L’une des plus grosses différence­s est l’histoire et la place du vélo en France. Avoir une course comme le Tour de France (et bientôt un Tour de France féminin) qui parcourt le pays et voir celle-ci chaque été à la télé, ça rentre dans la culture des gens. Et il existe des centaines de clubs cyclistes partout en France. Ce sont des choses que nous n’avons pas au Canada. Par contre, au Québec, j’apprécie l’espace donné aux cyclistes et la relation avec les voitures. Ce n’est pas parfait, mais c’est bien mieux que dans les grandes villes françaises. Et il y a pas mal moins de verre au sol, donc moins de crevaisons !
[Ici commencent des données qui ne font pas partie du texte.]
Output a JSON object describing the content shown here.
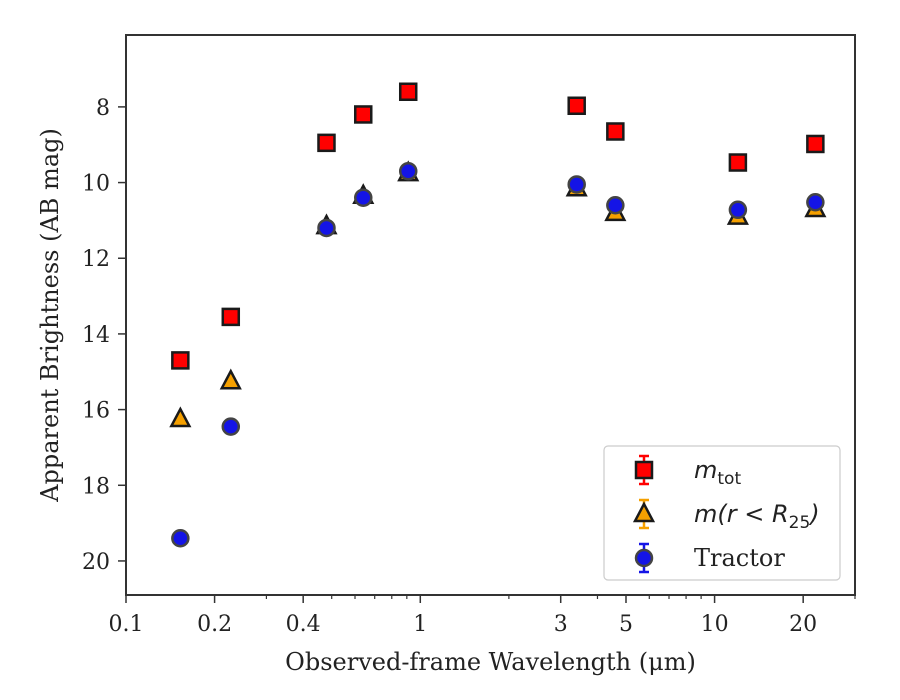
{
  "chart_data": {
    "type": "scatter",
    "xlabel": "Observed-frame Wavelength (μm)",
    "ylabel": "Apparent Brightness (AB mag)",
    "x_scale": "log",
    "xlim": [
      0.1,
      30
    ],
    "ylim": [
      20.9,
      6.1
    ],
    "y_inverted": true,
    "x_ticks": [
      {
        "value": 0.1,
        "label": "0.1"
      },
      {
        "value": 0.2,
        "label": "0.2"
      },
      {
        "value": 0.4,
        "label": "0.4"
      },
      {
        "value": 1,
        "label": "1"
      },
      {
        "value": 3,
        "label": "3"
      },
      {
        "value": 5,
        "label": "5"
      },
      {
        "value": 10,
        "label": "10"
      },
      {
        "value": 20,
        "label": "20"
      }
    ],
    "y_ticks": [
      {
        "value": 8,
        "label": "8"
      },
      {
        "value": 10,
        "label": "10"
      },
      {
        "value": 12,
        "label": "12"
      },
      {
        "value": 14,
        "label": "14"
      },
      {
        "value": 16,
        "label": "16"
      },
      {
        "value": 18,
        "label": "18"
      },
      {
        "value": 20,
        "label": "20"
      }
    ],
    "grid": false,
    "legend_position": "bottom-right",
    "series": [
      {
        "name": "m_tot",
        "legend_label": {
          "base": "m",
          "sub": "tot"
        },
        "marker": "square",
        "color": "#ff0000",
        "edge_color": "#1a1a1a",
        "errorbar_color": "#ff0000",
        "x": [
          0.153,
          0.227,
          0.48,
          0.64,
          0.91,
          3.4,
          4.6,
          12,
          22
        ],
        "y": [
          14.7,
          13.55,
          8.95,
          8.2,
          7.6,
          7.97,
          8.65,
          9.47,
          8.98
        ]
      },
      {
        "name": "m(r < R_25)",
        "legend_label": {
          "base": "m(r < R",
          "sub": "25",
          "tail": ")"
        },
        "marker": "triangle",
        "color": "#f5a000",
        "edge_color": "#1a1a1a",
        "errorbar_color": "#f5a000",
        "x": [
          0.153,
          0.227,
          0.48,
          0.64,
          0.91,
          3.4,
          4.6,
          12,
          22
        ],
        "y": [
          16.25,
          15.25,
          11.15,
          10.35,
          9.75,
          10.15,
          10.8,
          10.9,
          10.7
        ]
      },
      {
        "name": "Tractor",
        "legend_label": {
          "base": "Tractor"
        },
        "marker": "circle",
        "color": "#1414e6",
        "edge_color": "#444444",
        "errorbar_color": "#1414e6",
        "x": [
          0.153,
          0.227,
          0.48,
          0.64,
          0.91,
          3.4,
          4.6,
          12,
          22
        ],
        "y": [
          19.4,
          16.45,
          11.2,
          10.4,
          9.7,
          10.05,
          10.6,
          10.72,
          10.52
        ]
      }
    ]
  }
}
En ce qui concerne la place des femmes dans ce milieu, tous les pays ont du chemin à faire. J’étais malheureus­ement peu impliquée dans le milieu cycliste au Québec lorsque j’y habitais, mais pour suivre un peu ce qui s’y passe actuelleme­nt et en discuter avec des gens qui y vivent et qui créent des groupes pour femmes, il y a encore place à évolution. Cependant je trouve super de voir, par exemple, le Clan Knox qui met de temps en temps les femmes en avant.
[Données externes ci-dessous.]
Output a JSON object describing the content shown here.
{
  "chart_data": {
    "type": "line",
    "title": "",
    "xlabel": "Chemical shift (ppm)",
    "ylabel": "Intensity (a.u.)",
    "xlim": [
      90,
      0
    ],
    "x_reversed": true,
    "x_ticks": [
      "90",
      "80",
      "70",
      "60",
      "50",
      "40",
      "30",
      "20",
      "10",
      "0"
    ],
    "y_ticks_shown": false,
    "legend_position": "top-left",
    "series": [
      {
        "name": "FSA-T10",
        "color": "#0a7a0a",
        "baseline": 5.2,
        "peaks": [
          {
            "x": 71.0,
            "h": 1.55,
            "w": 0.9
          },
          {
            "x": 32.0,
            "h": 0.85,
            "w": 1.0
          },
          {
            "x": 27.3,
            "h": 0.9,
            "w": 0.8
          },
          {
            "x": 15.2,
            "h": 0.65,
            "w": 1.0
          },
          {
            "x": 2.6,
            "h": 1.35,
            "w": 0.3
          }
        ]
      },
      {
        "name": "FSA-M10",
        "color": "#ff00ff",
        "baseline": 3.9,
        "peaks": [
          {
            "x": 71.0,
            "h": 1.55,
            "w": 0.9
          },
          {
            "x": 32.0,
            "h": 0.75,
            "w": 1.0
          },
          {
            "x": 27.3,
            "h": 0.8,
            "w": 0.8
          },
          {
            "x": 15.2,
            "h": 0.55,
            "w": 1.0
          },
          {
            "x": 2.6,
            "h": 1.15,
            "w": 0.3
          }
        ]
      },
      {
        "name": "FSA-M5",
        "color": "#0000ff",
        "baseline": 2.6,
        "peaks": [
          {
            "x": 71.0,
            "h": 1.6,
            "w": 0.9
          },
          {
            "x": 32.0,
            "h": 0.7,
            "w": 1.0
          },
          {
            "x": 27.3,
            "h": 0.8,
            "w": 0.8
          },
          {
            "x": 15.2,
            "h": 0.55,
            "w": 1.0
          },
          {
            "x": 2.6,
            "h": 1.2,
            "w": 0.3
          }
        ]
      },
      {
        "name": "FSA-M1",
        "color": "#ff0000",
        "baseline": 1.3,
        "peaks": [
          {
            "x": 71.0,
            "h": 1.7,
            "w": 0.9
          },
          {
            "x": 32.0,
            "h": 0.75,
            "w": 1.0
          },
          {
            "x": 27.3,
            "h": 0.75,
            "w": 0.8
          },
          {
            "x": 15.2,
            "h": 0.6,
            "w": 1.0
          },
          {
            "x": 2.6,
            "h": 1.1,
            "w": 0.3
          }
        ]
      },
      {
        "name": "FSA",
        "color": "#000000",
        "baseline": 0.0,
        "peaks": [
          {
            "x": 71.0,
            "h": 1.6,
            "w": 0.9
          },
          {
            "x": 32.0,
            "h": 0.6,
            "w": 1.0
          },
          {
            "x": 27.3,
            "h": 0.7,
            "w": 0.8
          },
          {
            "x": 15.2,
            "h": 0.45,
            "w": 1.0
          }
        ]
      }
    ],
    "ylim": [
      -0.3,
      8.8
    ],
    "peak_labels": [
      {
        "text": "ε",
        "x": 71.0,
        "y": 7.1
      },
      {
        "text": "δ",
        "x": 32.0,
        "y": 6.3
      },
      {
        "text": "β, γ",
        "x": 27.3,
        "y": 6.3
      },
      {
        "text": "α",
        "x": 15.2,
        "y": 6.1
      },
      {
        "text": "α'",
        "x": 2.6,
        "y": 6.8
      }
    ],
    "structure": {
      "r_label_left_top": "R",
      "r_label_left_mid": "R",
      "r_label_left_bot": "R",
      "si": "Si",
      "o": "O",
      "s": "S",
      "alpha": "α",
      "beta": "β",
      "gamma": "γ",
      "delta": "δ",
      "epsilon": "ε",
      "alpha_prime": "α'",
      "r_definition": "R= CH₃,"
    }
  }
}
Étais-tu déjà une passionnée de vélo quand tu résidais au Québec ? Es-tu devenue une « activiste du vélo féminin » une fois en France ?

J’ai hélas redécouver­t le vélo beaucoup trop tard dans ma vie. Lorsque j’étais au Québec, le vélo était surtout un moyen de déplacemen­t. C’est en France que j’ai vraiment eu la piqûre. Quelques semaines après mon arrivée, je me suis acheté un vélo. Je roulais d’abord plutôt seule, et c’est au cours d’un rassemblem­ent de femmes à vélo pour le lancement d’une marque que je me suis aperçue que nous étions réellement plus nombreuses que ce que je croyais. Alors avec trois autres copines, nous avons décidé il y a cinq ans de lancer le mouvement GOW. Girls on Wheels donne rendez-vous tous les mercredis soir au métro Cité pour des sorties à vélo entre femmes à Paris. Nous avons eu du succès dès le départ. Nous sommes sans doute arrivées au bon moment, tout simplement. Et c’est particuliè­rement grâce aux réseaux sociaux que le groupe a su se faire connaître.

Constates-tu des changement­s majeurs dans la place des femmes dans le monde du vélo lorsque tu reviens au Québec ?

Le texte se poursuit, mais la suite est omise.